And yet she didn't know what she was running from. Something within her, a power of guardedness or that capacity for common sense which had made its last desperate effort to get the upper hand, had broken down. All she could yield to was the terror that paralyzed thought; all she could respond to was the force that drew her up the hill with its awful fascination. "I must do it, I must," were the words with which she met her own impulse to resist. If her confused thought could have become explanatory it would have said: "I must get away from the life I've known, from the care, from the hope, from the love. I must do something that will make Claude suffer; I must frighten him; I must wound him; I must strike at the girl who has won him away with her ten or twelve servants. And there's no way but this."

Even so the way was obscure to her. She was taking it without seeing whither it was to lead. If one impulse warned her to stop, another whipped her onward. "I can't stop! I can't stop!" she cried out, when warning became alarm.

For flight gave impetus to itself. It was like release; it was a kind of wild glee. She was as a bird whose wings have been bound, and who has worked them free again. There was a frenzy in sheer speed.
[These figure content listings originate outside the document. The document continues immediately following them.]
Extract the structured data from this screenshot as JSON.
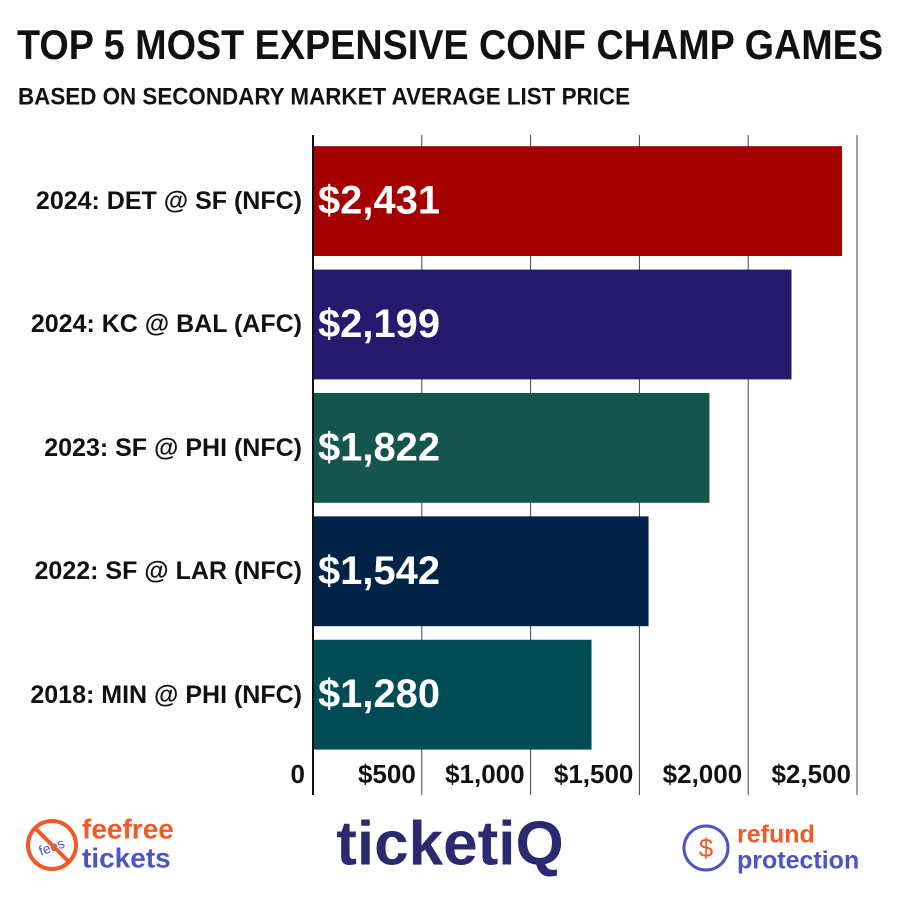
{
  "chart_data": {
    "type": "bar",
    "orientation": "horizontal",
    "title": "TOP 5 MOST EXPENSIVE CONF CHAMP GAMES",
    "subtitle": "BASED ON SECONDARY MARKET AVERAGE LIST PRICE",
    "categories": [
      "2024: DET @ SF (NFC)",
      "2024: KC @ BAL (AFC)",
      "2023: SF @ PHI (NFC)",
      "2022: SF @ LAR (NFC)",
      "2018: MIN @ PHI (NFC)"
    ],
    "values": [
      2431,
      2199,
      1822,
      1542,
      1280
    ],
    "value_labels": [
      "$2,431",
      "$2,199",
      "$1,822",
      "$1,542",
      "$1,280"
    ],
    "colors": [
      "#a50000",
      "#261a6e",
      "#14564f",
      "#012345",
      "#004c54"
    ],
    "xlim": [
      0,
      2500
    ],
    "xticks": [
      0,
      {
        "value": 500,
        "label": "$500"
      },
      {
        "value": 1000,
        "label": "$1,000"
      },
      {
        "value": 1500,
        "label": "$1,500"
      },
      {
        "value": 2000,
        "label": "$2,000"
      },
      {
        "value": 2500,
        "label": "$2,500"
      }
    ],
    "grid": true
  },
  "logos": {
    "fees": "fees",
    "feefree": "feefree",
    "tickets": "tickets",
    "brand": "ticketiQ",
    "refund": "refund",
    "protection": "protection",
    "dollar": "$"
  }
}
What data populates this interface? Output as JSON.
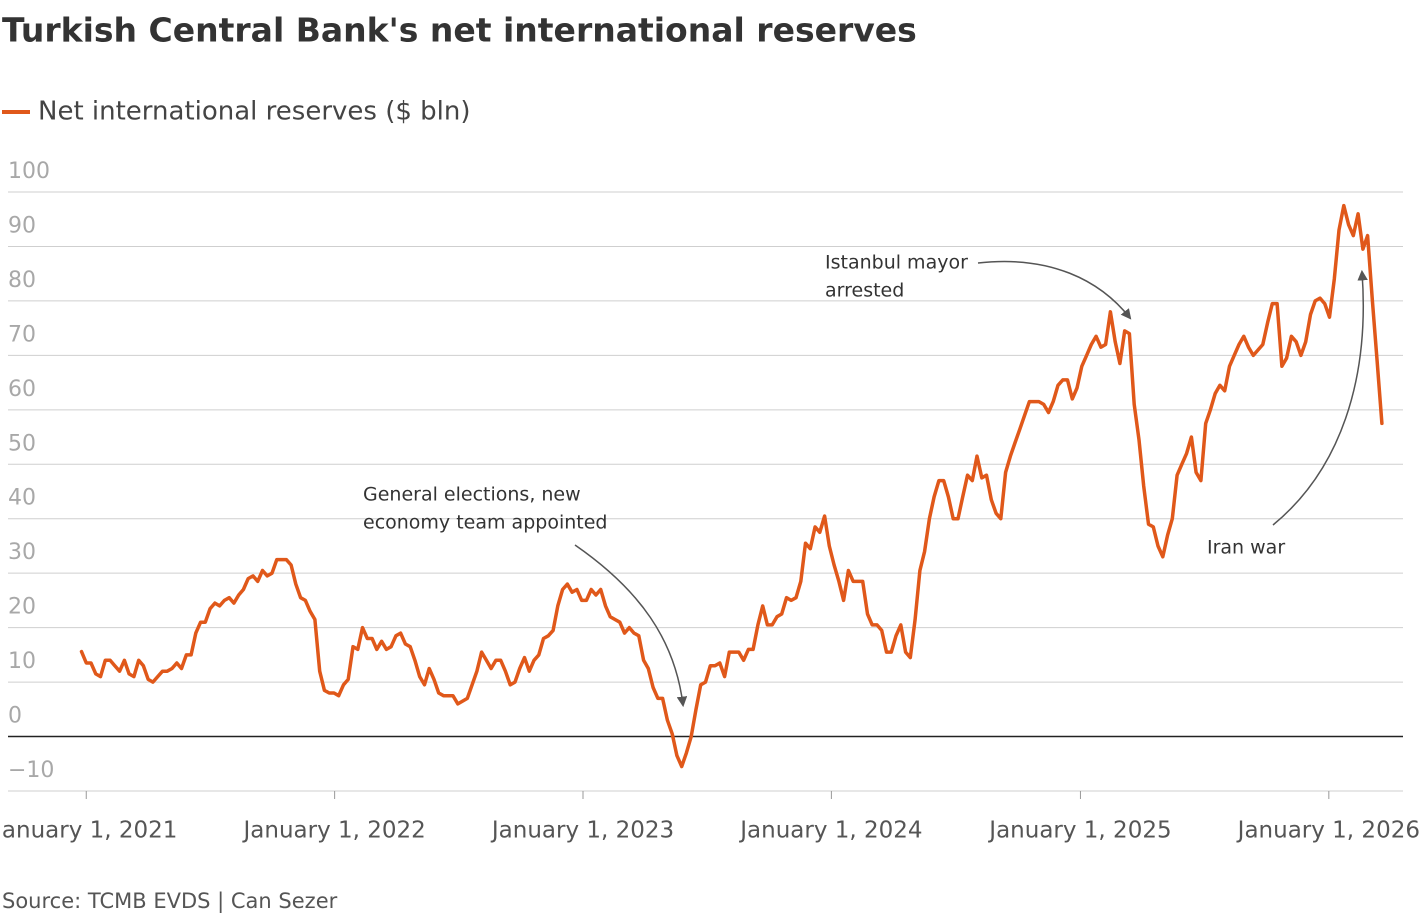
{
  "chart_data": {
    "type": "line",
    "title": "Turkish Central Bank's net international reserves",
    "source": "Source: TCMB EVDS | Can Sezer",
    "xlim": [
      "2020-09-08",
      "2026-04-20"
    ],
    "xticks": [
      {
        "value": "2021-01-01",
        "label": "January 1, 2021"
      },
      {
        "value": "2022-01-01",
        "label": "January 1, 2022"
      },
      {
        "value": "2023-01-01",
        "label": "January 1, 2023"
      },
      {
        "value": "2024-01-01",
        "label": "January 1, 2024"
      },
      {
        "value": "2025-01-01",
        "label": "January 1, 2025"
      },
      {
        "value": "2026-01-01",
        "label": "January 1, 2026"
      }
    ],
    "ylim": [
      -10,
      100
    ],
    "yticks": [
      {
        "value": -10,
        "label": "−10"
      },
      0,
      10,
      20,
      30,
      40,
      50,
      60,
      70,
      80,
      90,
      100
    ],
    "grid": true,
    "annotations": [
      {
        "lines": [
          "General elections, new",
          "economy team appointed"
        ]
      },
      {
        "lines": [
          "Istanbul mayor",
          "arrested"
        ]
      },
      {
        "lines": [
          "Iran war"
        ]
      }
    ],
    "x": [
      "2020-12-25",
      "2021-01-01",
      "2021-01-08",
      "2021-01-15",
      "2021-01-22",
      "2021-01-29",
      "2021-02-05",
      "2021-02-12",
      "2021-02-19",
      "2021-02-26",
      "2021-03-05",
      "2021-03-12",
      "2021-03-19",
      "2021-03-26",
      "2021-04-02",
      "2021-04-09",
      "2021-04-16",
      "2021-04-23",
      "2021-04-30",
      "2021-05-07",
      "2021-05-14",
      "2021-05-21",
      "2021-05-28",
      "2021-06-04",
      "2021-06-11",
      "2021-06-18",
      "2021-06-25",
      "2021-07-02",
      "2021-07-09",
      "2021-07-16",
      "2021-07-23",
      "2021-07-30",
      "2021-08-06",
      "2021-08-13",
      "2021-08-20",
      "2021-08-27",
      "2021-09-03",
      "2021-09-10",
      "2021-09-17",
      "2021-09-24",
      "2021-10-01",
      "2021-10-08",
      "2021-10-15",
      "2021-10-22",
      "2021-10-29",
      "2021-11-05",
      "2021-11-12",
      "2021-11-19",
      "2021-11-26",
      "2021-12-03",
      "2021-12-10",
      "2021-12-17",
      "2021-12-24",
      "2021-12-31",
      "2022-01-07",
      "2022-01-14",
      "2022-01-21",
      "2022-01-28",
      "2022-02-04",
      "2022-02-11",
      "2022-02-18",
      "2022-02-25",
      "2022-03-04",
      "2022-03-11",
      "2022-03-18",
      "2022-03-25",
      "2022-04-01",
      "2022-04-08",
      "2022-04-15",
      "2022-04-22",
      "2022-04-29",
      "2022-05-06",
      "2022-05-13",
      "2022-05-20",
      "2022-05-27",
      "2022-06-03",
      "2022-06-10",
      "2022-06-17",
      "2022-06-24",
      "2022-07-01",
      "2022-07-08",
      "2022-07-15",
      "2022-07-22",
      "2022-07-29",
      "2022-08-05",
      "2022-08-12",
      "2022-08-19",
      "2022-08-26",
      "2022-09-02",
      "2022-09-09",
      "2022-09-16",
      "2022-09-23",
      "2022-09-30",
      "2022-10-07",
      "2022-10-14",
      "2022-10-21",
      "2022-10-28",
      "2022-11-04",
      "2022-11-11",
      "2022-11-18",
      "2022-11-25",
      "2022-12-02",
      "2022-12-09",
      "2022-12-16",
      "2022-12-23",
      "2022-12-30",
      "2023-01-06",
      "2023-01-13",
      "2023-01-20",
      "2023-01-27",
      "2023-02-03",
      "2023-02-10",
      "2023-02-17",
      "2023-02-24",
      "2023-03-03",
      "2023-03-10",
      "2023-03-17",
      "2023-03-24",
      "2023-03-31",
      "2023-04-07",
      "2023-04-14",
      "2023-04-21",
      "2023-04-28",
      "2023-05-05",
      "2023-05-12",
      "2023-05-19",
      "2023-05-26",
      "2023-06-02",
      "2023-06-09",
      "2023-06-16",
      "2023-06-23",
      "2023-06-30",
      "2023-07-07",
      "2023-07-14",
      "2023-07-21",
      "2023-07-28",
      "2023-08-04",
      "2023-08-11",
      "2023-08-18",
      "2023-08-25",
      "2023-09-01",
      "2023-09-08",
      "2023-09-15",
      "2023-09-22",
      "2023-09-29",
      "2023-10-06",
      "2023-10-13",
      "2023-10-20",
      "2023-10-27",
      "2023-11-03",
      "2023-11-10",
      "2023-11-17",
      "2023-11-24",
      "2023-12-01",
      "2023-12-08",
      "2023-12-15",
      "2023-12-22",
      "2023-12-29",
      "2024-01-05",
      "2024-01-12",
      "2024-01-19",
      "2024-01-26",
      "2024-02-02",
      "2024-02-09",
      "2024-02-16",
      "2024-02-23",
      "2024-03-01",
      "2024-03-08",
      "2024-03-15",
      "2024-03-22",
      "2024-03-29",
      "2024-04-05",
      "2024-04-12",
      "2024-04-19",
      "2024-04-26",
      "2024-05-03",
      "2024-05-10",
      "2024-05-17",
      "2024-05-24",
      "2024-05-31",
      "2024-06-07",
      "2024-06-14",
      "2024-06-21",
      "2024-06-28",
      "2024-07-05",
      "2024-07-12",
      "2024-07-19",
      "2024-07-26",
      "2024-08-02",
      "2024-08-09",
      "2024-08-16",
      "2024-08-23",
      "2024-08-30",
      "2024-09-06",
      "2024-09-13",
      "2024-09-20",
      "2024-09-27",
      "2024-10-04",
      "2024-10-11",
      "2024-10-18",
      "2024-10-25",
      "2024-11-01",
      "2024-11-08",
      "2024-11-15",
      "2024-11-22",
      "2024-11-29",
      "2024-12-06",
      "2024-12-13",
      "2024-12-20",
      "2024-12-27",
      "2025-01-03",
      "2025-01-10",
      "2025-01-17",
      "2025-01-24",
      "2025-01-31",
      "2025-02-07",
      "2025-02-14",
      "2025-02-21",
      "2025-02-28",
      "2025-03-07",
      "2025-03-14",
      "2025-03-21",
      "2025-03-28",
      "2025-04-04",
      "2025-04-11",
      "2025-04-18",
      "2025-04-25",
      "2025-05-02",
      "2025-05-09",
      "2025-05-16",
      "2025-05-23",
      "2025-05-30",
      "2025-06-06",
      "2025-06-13",
      "2025-06-20",
      "2025-06-27",
      "2025-07-04",
      "2025-07-11",
      "2025-07-18",
      "2025-07-25",
      "2025-08-01",
      "2025-08-08",
      "2025-08-15",
      "2025-08-22",
      "2025-08-29",
      "2025-09-05",
      "2025-09-12",
      "2025-09-19",
      "2025-09-26",
      "2025-10-03",
      "2025-10-10",
      "2025-10-17",
      "2025-10-24",
      "2025-10-31",
      "2025-11-07",
      "2025-11-14",
      "2025-11-21",
      "2025-11-28",
      "2025-12-05",
      "2025-12-12",
      "2025-12-19",
      "2025-12-26",
      "2026-01-02",
      "2026-01-09",
      "2026-01-16",
      "2026-01-23",
      "2026-01-30",
      "2026-02-06",
      "2026-02-13",
      "2026-02-20",
      "2026-02-27",
      "2026-03-06",
      "2026-03-13",
      "2026-03-20"
    ],
    "series": [
      {
        "name": "Net international reserves ($ bln)",
        "color": "#e0581a",
        "values": [
          15.6,
          13.5,
          13.5,
          11.5,
          11,
          14,
          14,
          13,
          12,
          14,
          11.5,
          11,
          14,
          13,
          10.5,
          10,
          11,
          12,
          12,
          12.5,
          13.5,
          12.5,
          15,
          15,
          19,
          21,
          21,
          23.5,
          24.5,
          24,
          25,
          25.5,
          24.5,
          26,
          27,
          29,
          29.5,
          28.5,
          30.5,
          29.5,
          30,
          32.5,
          32.5,
          32.5,
          31.5,
          28,
          25.5,
          25,
          23,
          21.5,
          12,
          8.5,
          8,
          8,
          7.5,
          9.5,
          10.5,
          16.5,
          16,
          20,
          18,
          18,
          16,
          17.5,
          16,
          16.5,
          18.5,
          19,
          17,
          16.5,
          14,
          11,
          9.5,
          12.5,
          10.5,
          8,
          7.5,
          7.5,
          7.5,
          6,
          6.5,
          7,
          9.5,
          12,
          15.5,
          14,
          12.5,
          14,
          14,
          12,
          9.5,
          10,
          12.5,
          14.5,
          12,
          14,
          15,
          18,
          18.5,
          19.5,
          24,
          27,
          28,
          26.5,
          27,
          25,
          25,
          27,
          26,
          27,
          24,
          22,
          21.5,
          21,
          19,
          20,
          19,
          18.5,
          14,
          12.5,
          9,
          7,
          7,
          3,
          0.5,
          -3.5,
          -5.5,
          -3,
          0,
          5,
          9.5,
          10,
          13,
          13,
          13.5,
          11,
          15.5,
          15.5,
          15.5,
          14,
          16,
          16,
          20.5,
          24,
          20.5,
          20.5,
          22,
          22.5,
          25.5,
          25,
          25.5,
          28.5,
          35.5,
          34.5,
          38.5,
          37.5,
          40.5,
          35,
          31.5,
          28.5,
          25,
          30.5,
          28.5,
          28.5,
          28.5,
          22.5,
          20.5,
          20.5,
          19.5,
          15.5,
          15.5,
          18.5,
          20.5,
          15.5,
          14.5,
          21.5,
          30.5,
          34,
          40,
          44,
          47,
          47,
          44,
          40,
          40,
          44,
          48,
          47,
          51.5,
          47.5,
          48,
          43.5,
          41,
          40,
          48.5,
          51.5,
          54,
          56.5,
          59,
          61.5,
          61.5,
          61.5,
          61,
          59.5,
          61.5,
          64.5,
          65.5,
          65.5,
          62,
          64,
          68,
          70,
          72,
          73.5,
          71.5,
          72,
          78,
          72.5,
          68.5,
          74.5,
          74,
          61,
          54.5,
          46,
          39,
          38.5,
          35,
          33,
          37,
          40,
          48,
          50,
          52,
          55,
          48.5,
          47,
          57.5,
          60,
          63,
          64.5,
          63.5,
          68,
          70,
          72,
          73.5,
          71.5,
          70,
          71,
          72,
          76,
          79.5,
          79.5,
          68,
          69.5,
          73.5,
          72.5,
          70,
          72.5,
          77.5,
          80,
          80.5,
          79.5,
          77,
          84,
          93,
          97.5,
          94,
          92,
          96,
          89.5,
          92,
          80,
          69,
          57.5
        ]
      }
    ]
  }
}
The path was steep, but she was hardly aware of so much as touching it. Fear behind and anguish within her carried her along. She scarcely knew that she was running breathlessly, that she panted, that once or twice she stumbled and fell. Something was beckoning to her from the great, safe, empty void—something that was nothing, unless it was peace and sleep—something that had its abode in the free spaces of the wind and the blue caverns of the sky and the kindly lapping water—something infinite and eternal and restful, in whose embrace she was due.

At the edge of the wood she had a last terrifying moment. The raspberry-bine was there, and the great oak with the seat around it, and the carpet of cinquefoil and wild strawberry. She gave them a quick, frightened look, like an appeal to impede her. If she was to stop she must stop now. "But I can't stop," she seemed to fling to them, over her shoulder, as she kept on to where, beyond the highest tip of greensward, the blue level of the lake appeared.

The boat with the two fishermen was nearer the shore than when she had observed it last. "They'll save me! Oh, they'll save me!" she had time to whisper to herself, at the supreme moment when she left everything behind.

There followed a space which in Rosie's consciousness was long. She felt that she was leaping, flying, out into the welcoming void, and that the promise of rest and peace had not deceived her.

But it was in the shock of falling that sanity returned; and all that the tense little creature had been, and tried to be, and couldn't be, and longed to be, and feared to be, and failed to be broke into a cry at which the fishermen dropped their rods.